Consumer expectations play a huge role in our work. We live in an on-demand society, and although we’re in an extremely tough economic situation, people have a lot more resources at their disposal than ever before. Factors like the rise of ecommerce, and the increasing speed of technology keep us on our toes in a way we’ve never been before. I don’t think American higher ed, in its current state, is well-designed to operate in the current context.
It has us really rethinking and reshaping higher education, but it also has us looking at who in higher ed is capable of doing it. Continuing education is in a unique position to work easily and quickly with industry. It gets exciting when we see a number of our college credit faculty come over to develop and teach in the continuing ed division–it’s like a sandbox in which they can be hyper-innovative.
Evo: What can be done to bring the continuing ed division more into the fabric of a college?

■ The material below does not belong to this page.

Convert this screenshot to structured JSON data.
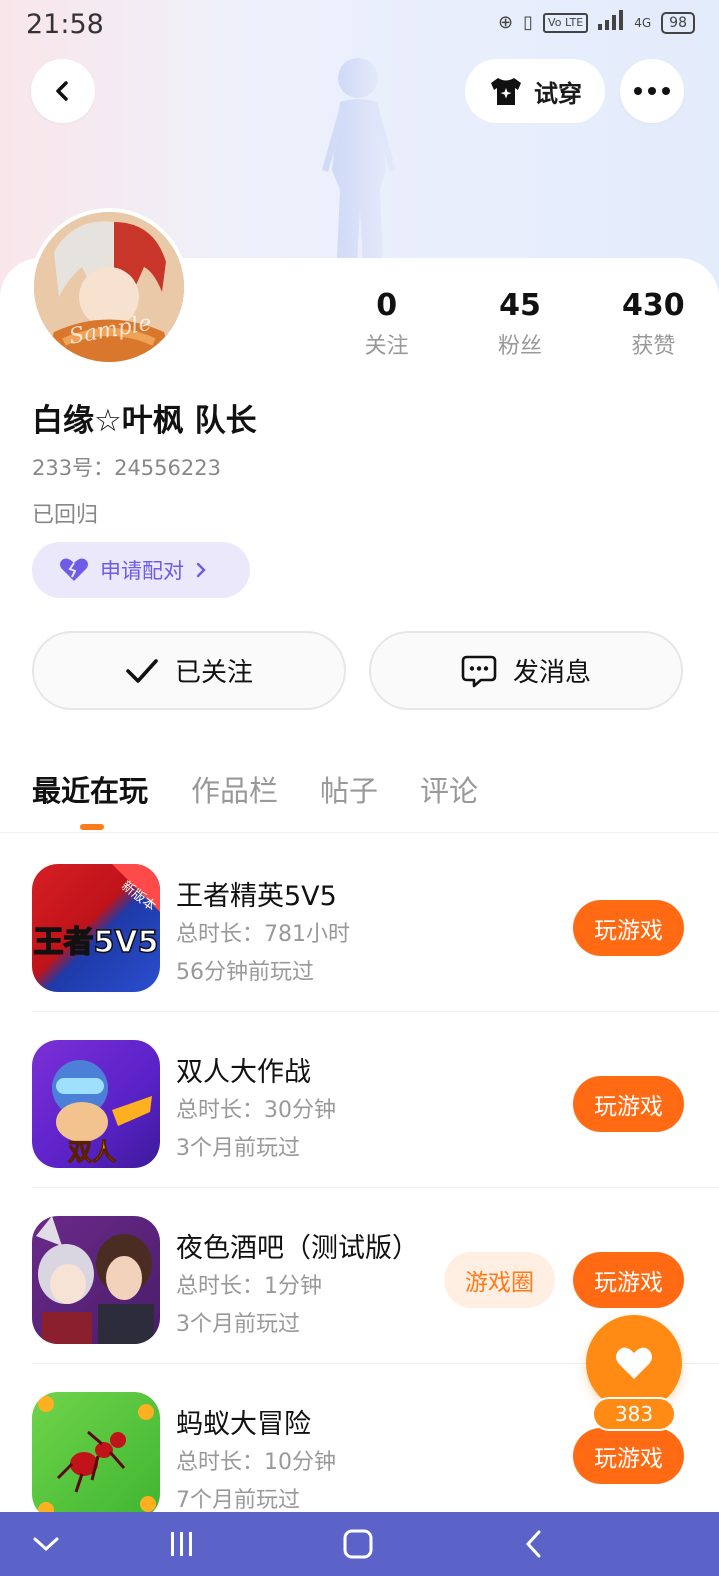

TI: It’s going to be entirely reliant on partnerships and a lot of imagination. Huge wage disparities in the working world make building a continuing ed faculty difficult. Huge salaries in technology, for example, overshadow the more modest salaries we earn in higher education. It can pose a challenge when hiring talent. Fortunately, we do attract a lot of great people, andoftentimes we’re are fortunate enough that partnerships do turn into dollars. They’re willing to fund development, donate top-of-the-line equipment, and send over industry individuals to help us accelerate the process.
At a meeting I went to in Germany about two years, we discussed how higher ed has to undergo a massive transformation to keep the pipeline going. Since the industry is growing so fast, employees must be sent back to school regularly to reskill and upskill to stay relevant. We were able to pump a lot of money and expertise into making this happen. If higher ed can’t or doesn’t want to follow suite, it positions continuing education as the hub for the next generation of higher ed.
Some ideas are exciting, and some are scary because funding in traditional higher ed is always limited. We can’t move at an accelerated pace or have the unlimited funding that large tech companies have. The nice thing is that they don’t want to be the primary educators. They want to work with us and be involved with R&D and product development sectors. As soon as we figure out the right models, we’ll see a huge transition in education.
However, the problem lies in the blurred lines between acquiring good critical skills and having a solid education that emphasizes critical thinking, creative thinking and higher levels of communication. Higher education wants to keep pace on the global economic scale and knows that skills pay. At the same time, we’re going to come up short if we don’t continue to invest in traditional programs, like the liberal arts. Colleges cannot run solely on even the best tech or manufacturing programs because those industries need critical thinkers more than anything else. So, we need to find a balance.
Evo: Is there anything you’d like to add about the evolving role of the college?
TI: Even though it is a challenging time, I don’t know if there’s been a more exciting time to be in higher ed in my 30-year career. Conquering the challenges we face is part of the excitement. For us, partnerships are the answer to many of our problems. 20 years ago, conversations and meetings over video calls wouldn’t have existed. Most of the world has moved online, and it’s only a matter of time for the rest. We’ve learned a lot, and that gives you a lot of ideas about what tomorrow is going to look and feel like.
This interview was edited for length and clarity.